Birthdays are important events that individuals share with their friends and family. Read this story to know what clash took place while planning to celebrate their teen daughter’s birthday. How would you deal in this situation?
I’m a mother of a 16 (soon 17) daughter “Kelly”. Her bio dad left when she was 4. It’s complicated but despite him being away he still sent money or had his family help from time to time. I still struggled a lot raising her till I met my now husband “Christopher”. Christopher is like a dad to Kelly. He’s the only father figure she had.
However, I found out that she’s reconnected with her bio dad through his family (his mother) which I wasn’t happy about but I didn’t make a fuss about it. Then she started mentioning him often, going to visit him while canceling plans to hang out with us etc. Her justification is that her dad is sick and might be (I say might because she’s a child and may not know what it meant) terminal. She sees him at his friend’s house where he’s staying now.

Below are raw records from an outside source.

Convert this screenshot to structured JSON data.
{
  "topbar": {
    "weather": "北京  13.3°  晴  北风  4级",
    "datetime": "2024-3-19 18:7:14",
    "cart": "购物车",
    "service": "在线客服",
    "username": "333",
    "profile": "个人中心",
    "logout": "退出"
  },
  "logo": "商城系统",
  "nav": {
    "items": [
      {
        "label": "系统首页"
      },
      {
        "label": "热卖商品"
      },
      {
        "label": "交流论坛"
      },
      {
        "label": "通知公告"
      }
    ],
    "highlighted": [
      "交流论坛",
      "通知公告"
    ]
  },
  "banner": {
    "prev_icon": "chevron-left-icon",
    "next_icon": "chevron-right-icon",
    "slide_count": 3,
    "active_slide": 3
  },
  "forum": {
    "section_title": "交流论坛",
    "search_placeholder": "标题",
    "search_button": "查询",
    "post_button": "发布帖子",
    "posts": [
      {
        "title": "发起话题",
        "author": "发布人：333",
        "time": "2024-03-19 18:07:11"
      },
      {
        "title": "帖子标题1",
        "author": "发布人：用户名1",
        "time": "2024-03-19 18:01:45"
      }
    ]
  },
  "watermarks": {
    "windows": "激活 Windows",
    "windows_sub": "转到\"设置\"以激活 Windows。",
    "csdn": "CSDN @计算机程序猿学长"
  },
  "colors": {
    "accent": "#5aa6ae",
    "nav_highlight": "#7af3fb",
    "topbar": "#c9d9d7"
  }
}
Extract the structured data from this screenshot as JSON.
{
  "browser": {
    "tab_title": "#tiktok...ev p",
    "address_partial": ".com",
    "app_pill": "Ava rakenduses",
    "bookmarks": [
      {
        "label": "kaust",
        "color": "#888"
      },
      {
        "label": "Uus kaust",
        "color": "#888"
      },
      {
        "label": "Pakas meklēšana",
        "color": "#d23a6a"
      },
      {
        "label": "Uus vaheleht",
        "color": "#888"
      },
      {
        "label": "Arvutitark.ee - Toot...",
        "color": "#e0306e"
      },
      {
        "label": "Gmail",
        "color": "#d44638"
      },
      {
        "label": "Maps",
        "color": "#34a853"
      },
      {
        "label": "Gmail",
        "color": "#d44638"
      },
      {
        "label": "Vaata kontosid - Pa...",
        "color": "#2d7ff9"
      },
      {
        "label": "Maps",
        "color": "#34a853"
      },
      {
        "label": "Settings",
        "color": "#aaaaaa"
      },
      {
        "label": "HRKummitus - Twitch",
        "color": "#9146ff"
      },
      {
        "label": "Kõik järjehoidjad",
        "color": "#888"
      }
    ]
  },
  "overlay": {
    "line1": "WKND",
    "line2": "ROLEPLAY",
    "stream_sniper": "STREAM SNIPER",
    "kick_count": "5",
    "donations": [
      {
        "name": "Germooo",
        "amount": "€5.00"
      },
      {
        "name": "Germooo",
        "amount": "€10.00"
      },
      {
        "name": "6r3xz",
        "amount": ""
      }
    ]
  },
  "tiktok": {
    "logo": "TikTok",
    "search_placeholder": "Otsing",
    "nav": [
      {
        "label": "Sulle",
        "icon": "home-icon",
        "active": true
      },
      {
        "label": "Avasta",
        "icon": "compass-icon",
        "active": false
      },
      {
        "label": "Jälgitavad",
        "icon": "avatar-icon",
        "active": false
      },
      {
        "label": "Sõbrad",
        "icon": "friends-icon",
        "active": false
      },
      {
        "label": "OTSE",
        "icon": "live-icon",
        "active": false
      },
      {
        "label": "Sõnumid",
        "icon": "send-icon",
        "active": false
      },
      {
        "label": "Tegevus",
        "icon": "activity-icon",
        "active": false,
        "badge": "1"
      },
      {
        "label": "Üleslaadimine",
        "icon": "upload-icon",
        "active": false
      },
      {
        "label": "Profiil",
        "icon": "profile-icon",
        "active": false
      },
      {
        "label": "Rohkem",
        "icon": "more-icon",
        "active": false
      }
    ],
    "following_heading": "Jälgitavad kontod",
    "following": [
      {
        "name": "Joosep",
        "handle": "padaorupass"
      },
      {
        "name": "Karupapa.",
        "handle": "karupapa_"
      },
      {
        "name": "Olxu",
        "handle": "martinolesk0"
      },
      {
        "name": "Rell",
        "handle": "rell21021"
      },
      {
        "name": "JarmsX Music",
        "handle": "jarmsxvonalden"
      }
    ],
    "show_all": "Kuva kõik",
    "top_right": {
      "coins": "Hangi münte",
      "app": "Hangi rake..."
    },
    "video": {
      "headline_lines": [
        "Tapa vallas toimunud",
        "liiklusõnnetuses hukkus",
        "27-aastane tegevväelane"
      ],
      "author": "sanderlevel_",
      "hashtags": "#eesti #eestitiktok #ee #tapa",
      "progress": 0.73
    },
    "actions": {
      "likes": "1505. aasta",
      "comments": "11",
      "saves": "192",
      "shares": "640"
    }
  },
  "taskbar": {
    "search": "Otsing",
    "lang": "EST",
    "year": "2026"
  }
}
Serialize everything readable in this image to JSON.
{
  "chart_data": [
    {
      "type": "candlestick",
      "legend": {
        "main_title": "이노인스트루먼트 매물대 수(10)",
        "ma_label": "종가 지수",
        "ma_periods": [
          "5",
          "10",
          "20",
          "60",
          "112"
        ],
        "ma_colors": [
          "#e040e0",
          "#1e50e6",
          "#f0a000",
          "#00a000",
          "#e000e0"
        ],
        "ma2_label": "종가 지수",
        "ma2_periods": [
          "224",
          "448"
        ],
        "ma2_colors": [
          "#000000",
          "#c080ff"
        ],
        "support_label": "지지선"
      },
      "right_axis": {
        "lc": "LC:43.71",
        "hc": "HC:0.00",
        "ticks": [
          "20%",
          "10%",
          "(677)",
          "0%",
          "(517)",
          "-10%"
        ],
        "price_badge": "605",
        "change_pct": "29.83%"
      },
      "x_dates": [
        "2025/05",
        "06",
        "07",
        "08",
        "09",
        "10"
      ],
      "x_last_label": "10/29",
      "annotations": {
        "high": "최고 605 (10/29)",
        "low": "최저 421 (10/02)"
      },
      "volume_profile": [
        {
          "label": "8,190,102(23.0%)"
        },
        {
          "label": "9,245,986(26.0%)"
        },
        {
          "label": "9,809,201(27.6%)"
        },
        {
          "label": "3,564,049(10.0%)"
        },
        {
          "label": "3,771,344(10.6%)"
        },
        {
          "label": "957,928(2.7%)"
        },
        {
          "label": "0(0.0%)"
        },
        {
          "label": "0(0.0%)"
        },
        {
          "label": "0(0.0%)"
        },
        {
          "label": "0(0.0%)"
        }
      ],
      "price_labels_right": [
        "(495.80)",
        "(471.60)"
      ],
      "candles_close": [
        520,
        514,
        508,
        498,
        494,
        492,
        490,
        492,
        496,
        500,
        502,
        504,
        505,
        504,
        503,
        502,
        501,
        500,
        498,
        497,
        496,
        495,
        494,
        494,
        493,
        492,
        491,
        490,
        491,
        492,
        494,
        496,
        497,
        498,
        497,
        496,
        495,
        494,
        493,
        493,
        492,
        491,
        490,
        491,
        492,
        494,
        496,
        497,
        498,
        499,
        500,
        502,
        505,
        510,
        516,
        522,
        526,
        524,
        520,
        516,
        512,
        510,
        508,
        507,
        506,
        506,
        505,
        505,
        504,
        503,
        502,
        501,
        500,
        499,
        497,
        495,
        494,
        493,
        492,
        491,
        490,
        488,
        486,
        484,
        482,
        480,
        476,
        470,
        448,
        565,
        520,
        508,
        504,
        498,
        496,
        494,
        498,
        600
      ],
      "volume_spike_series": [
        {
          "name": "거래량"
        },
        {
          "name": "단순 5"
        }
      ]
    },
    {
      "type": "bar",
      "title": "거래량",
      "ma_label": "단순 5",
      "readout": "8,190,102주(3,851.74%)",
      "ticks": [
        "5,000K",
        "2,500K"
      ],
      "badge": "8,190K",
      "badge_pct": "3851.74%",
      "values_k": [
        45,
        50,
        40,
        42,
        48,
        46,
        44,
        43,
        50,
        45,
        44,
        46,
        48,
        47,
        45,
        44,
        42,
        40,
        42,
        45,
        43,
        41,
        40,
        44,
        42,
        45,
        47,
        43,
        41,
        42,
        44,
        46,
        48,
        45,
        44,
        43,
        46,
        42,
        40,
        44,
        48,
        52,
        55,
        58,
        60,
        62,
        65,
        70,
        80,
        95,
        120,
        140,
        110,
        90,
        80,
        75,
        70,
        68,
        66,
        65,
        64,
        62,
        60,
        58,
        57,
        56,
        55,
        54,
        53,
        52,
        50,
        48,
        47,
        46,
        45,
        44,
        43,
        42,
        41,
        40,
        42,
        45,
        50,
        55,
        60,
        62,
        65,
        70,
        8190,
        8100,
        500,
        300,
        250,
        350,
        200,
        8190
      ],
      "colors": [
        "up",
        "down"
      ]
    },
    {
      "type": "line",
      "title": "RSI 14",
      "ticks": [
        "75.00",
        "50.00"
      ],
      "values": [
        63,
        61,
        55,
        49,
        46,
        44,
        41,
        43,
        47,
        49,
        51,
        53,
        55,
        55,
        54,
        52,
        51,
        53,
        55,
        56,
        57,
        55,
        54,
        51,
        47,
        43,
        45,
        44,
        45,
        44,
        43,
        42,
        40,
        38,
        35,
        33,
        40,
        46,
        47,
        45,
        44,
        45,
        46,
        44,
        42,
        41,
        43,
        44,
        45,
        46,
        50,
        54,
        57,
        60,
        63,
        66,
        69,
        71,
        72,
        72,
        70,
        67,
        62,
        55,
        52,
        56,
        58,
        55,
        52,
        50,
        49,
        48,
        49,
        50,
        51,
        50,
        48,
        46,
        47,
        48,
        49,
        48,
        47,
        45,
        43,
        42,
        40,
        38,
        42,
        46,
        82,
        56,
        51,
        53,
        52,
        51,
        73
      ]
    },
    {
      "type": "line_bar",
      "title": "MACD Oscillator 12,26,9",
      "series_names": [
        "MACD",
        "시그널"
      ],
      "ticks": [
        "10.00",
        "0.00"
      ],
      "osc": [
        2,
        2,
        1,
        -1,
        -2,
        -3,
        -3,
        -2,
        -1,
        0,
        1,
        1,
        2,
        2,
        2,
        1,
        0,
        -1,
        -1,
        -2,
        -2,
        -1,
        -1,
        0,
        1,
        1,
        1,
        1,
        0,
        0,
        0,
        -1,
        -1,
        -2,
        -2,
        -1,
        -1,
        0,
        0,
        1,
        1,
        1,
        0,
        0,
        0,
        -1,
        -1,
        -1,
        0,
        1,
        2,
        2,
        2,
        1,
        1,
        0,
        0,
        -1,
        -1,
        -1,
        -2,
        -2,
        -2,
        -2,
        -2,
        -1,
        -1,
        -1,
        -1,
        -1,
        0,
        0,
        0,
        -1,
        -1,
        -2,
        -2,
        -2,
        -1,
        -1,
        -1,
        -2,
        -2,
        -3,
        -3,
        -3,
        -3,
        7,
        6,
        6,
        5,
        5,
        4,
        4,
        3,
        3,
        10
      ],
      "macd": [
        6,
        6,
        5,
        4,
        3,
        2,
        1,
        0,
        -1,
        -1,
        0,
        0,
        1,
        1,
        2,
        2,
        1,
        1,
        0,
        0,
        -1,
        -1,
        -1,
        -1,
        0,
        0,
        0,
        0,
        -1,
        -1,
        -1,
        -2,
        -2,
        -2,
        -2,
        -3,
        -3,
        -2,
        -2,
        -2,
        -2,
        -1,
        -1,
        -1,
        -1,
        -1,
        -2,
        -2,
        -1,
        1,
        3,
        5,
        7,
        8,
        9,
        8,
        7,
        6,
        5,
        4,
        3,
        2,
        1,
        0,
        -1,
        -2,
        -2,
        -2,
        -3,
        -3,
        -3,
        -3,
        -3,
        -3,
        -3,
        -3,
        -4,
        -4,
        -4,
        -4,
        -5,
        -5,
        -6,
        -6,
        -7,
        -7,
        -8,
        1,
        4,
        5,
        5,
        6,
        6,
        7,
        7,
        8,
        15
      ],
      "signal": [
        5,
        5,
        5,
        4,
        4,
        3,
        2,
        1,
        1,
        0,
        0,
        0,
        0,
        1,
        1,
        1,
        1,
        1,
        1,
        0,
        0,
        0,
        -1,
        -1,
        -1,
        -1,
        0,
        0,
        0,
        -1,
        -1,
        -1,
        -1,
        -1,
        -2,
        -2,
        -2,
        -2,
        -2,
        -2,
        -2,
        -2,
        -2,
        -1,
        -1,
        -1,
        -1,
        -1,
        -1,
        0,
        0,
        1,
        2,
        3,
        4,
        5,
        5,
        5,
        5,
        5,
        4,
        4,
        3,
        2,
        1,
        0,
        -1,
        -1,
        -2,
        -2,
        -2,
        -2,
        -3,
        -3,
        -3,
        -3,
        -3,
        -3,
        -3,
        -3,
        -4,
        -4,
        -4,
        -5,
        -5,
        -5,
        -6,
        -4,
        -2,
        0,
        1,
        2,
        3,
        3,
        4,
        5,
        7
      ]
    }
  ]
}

Christopher and I were planning her 17th birthday party at our house. Kelly told me that she’d like to have her bio dad come over to celebrate since he may not be able to be around next year. Christopher said no immediately. He said he won’t let that man come into his house which made Kelly cry saying that we were robbing her of a last chance to make memories with her dad after finally finding him again. I told her that I don’t feel comfortable having him come to the house and be in the same room as him. Her stepsister said that both me and christopher are overreacting and that Kelly wants her dad to take part in her birthday so badly. Christopher left the house and I snapped at Kelly and threatened to cancel the whole thing.
Later when we calmed down I suggested she goes to celebrate with him but she said her friends and their parents won’t be able to attend. She also said he can’t throw her the party since he’s sick. We had another argument and she started ignoring me and Christopher while staying in her room. She’s saying she won’t forgive me if I let her dad miss what could be her last birthday with him. Am I being unreasonable or is she?